Chinese 3D-Print Joints From Tantalum
Biloine W. Young • Wed, December 6th, 2017
A hospital in China known as First Hospital has completed what is believed to be the first knee replacement surgery using a 3D printed implant made of tantalum, a metal commonly alloyed with titanium.
“Tantalum is a rare, blue-gray metal, with an extremely high melting point of over 3,000 degrees Celsius. Researchers have mixed it with titanium alloys to improve the stress absorption of 3D printed implants. Because the melting point of tantalum metal is too high to produce using most 3D printers on the market, 3D printed metal implants are more likely to be made using a metal like titanium.”
According to their proponents, custom 3D printed tantalum implants offer some unique positive characteristics. “They are more compact, which can help make the implants more stable, thus reducing the risk of surgical complication and time in the operating room, as well as making the surgery itself simpler,” they state.
According to CQNEWS.net, a website based out of the Chinese municipality of Chongqing, the percentage of osteoarthritis of the knee is increasing among the country’s adults, particularly in ages 50 to 59. First Hospital in Chongqing performs roughly 400 knee replacement surgeries each year.
“We’ve seen 3D printed implants for knee replacement surgeries fabricated out of metals such as cobalt-chromium and nylon titanium, while porous tantalum is more often used to 3D print patient-specific implants for spinal implants and hip replacements” wrote Sarah Saunders for 3Dprint.com.

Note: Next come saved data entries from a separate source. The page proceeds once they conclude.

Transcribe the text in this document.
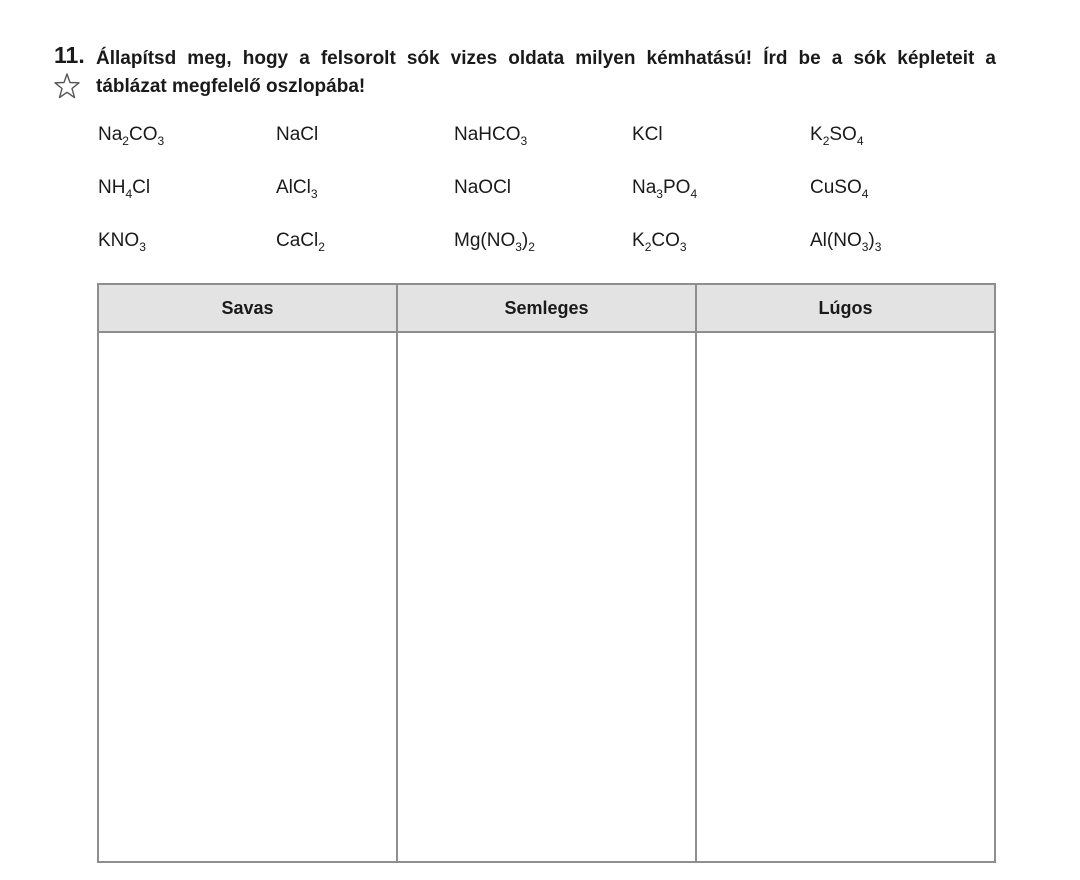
11. Állapítsd meg, hogy a felsorolt sók vizes oldata milyen kémhatású! Írd be a sók képleteit a
táblázat megfelelő oszlopába!
$Na_2CO_3$	NaCl	NaHCO$_3$	KCl	$K_2SO_4$
$NH_4Cl$	AlCl$_3$	NaOCl	$Na_3PO_4$	CuSO$_4$
$KNO_3$	CaCl$_2$	$Mg(NO_3)_2$	$K_2CO_3$	$Al(NO_3)_3$
Savas	Semleges	Lúgos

Yang Liu, M.D., head of the surgical department at First Hospital, explained, “Total knee replacement is the most effective way to treat late-stage knee diseases, as it can reduce the pain for patients and improve their quality of life.” Professor Liu, who works on an implantation research project with the National Key Research and Development Program of China, also collaborates with several domestic companies to 3D print porous tantalum joints. Professor Liu used CAD, 3D printing technology, and tantalum metal to make the implant itself, while tantalum pads were used to fill the patient’s large bone defects. The implant is said to be the world’s first 3D printed tantalum knee joint.